У последнего подъема Джек с Роджером подтянулись ближе, превратившись из каких-то чернильных пятен в различимые фигуры. С общего молчаливого согласия они остановились и припали к земле. У них за спиной, на горизонте, чуть посветлел краешек неба — там, где вот-вот должна была взойти луна. В лесу снова зарычал ветер, и на них прибило лохмотья.

Ральф шевельнулся.

— Пошли.

Они поползли, Роджер чуть отставал. Джек и Ральф вместе завернули за угол квадратного плеча горы. Под ними, далеко внизу, мерцала полоска лагуны, с дальней стороны окаймленная расплывчатой белизной рифа. Роджер догнал их.

— Ползем на четвереньках, — прошептал Джек. — Может, он спит, и тогда…

Роджер и Ральф поползли дальше, а Джек, несмотря на свои храбрые слова, оказался теперь последним. Они вползли на квадратную площадку вершины, ощущая коленями и ладонями твердую шероховатость камня.

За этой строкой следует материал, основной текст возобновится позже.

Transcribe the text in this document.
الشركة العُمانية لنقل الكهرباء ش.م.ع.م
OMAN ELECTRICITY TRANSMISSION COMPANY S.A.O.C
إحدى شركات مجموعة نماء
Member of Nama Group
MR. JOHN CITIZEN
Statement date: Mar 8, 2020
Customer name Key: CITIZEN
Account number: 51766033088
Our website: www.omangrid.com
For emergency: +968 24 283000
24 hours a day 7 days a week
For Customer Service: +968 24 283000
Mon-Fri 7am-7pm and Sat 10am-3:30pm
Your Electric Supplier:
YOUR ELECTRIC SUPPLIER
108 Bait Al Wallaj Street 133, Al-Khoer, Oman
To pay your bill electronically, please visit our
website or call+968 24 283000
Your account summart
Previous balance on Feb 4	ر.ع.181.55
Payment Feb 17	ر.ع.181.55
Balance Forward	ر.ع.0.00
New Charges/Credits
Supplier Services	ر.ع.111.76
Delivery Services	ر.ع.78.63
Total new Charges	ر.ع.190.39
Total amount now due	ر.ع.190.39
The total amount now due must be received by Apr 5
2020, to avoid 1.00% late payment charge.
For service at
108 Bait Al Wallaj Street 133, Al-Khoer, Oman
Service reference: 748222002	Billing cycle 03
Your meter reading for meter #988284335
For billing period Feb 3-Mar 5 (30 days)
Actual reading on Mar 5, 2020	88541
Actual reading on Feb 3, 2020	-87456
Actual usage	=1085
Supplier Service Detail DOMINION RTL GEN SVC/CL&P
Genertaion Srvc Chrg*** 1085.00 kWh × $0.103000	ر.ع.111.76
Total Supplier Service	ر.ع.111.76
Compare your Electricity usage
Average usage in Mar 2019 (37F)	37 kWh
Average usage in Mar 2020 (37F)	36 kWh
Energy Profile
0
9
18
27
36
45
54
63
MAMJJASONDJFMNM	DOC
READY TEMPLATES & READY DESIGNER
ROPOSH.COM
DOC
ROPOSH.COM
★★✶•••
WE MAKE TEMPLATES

Что это за зверь, который раздувается…

Ладонь Ральфа угодила в холодную мягкую золу на месте погасшего костра, и он едва подавил в себе крик. По отдернувшейся руке пробежала дрожь. На мгновение в глазах у него запрыгали тошнотворные зеленые огоньки и разлетелись в темноту. Роджер лежал рядом, Джек шепнул в самое ухо:

— Вон там, где всегда была впадина… Тот бугор — видишь?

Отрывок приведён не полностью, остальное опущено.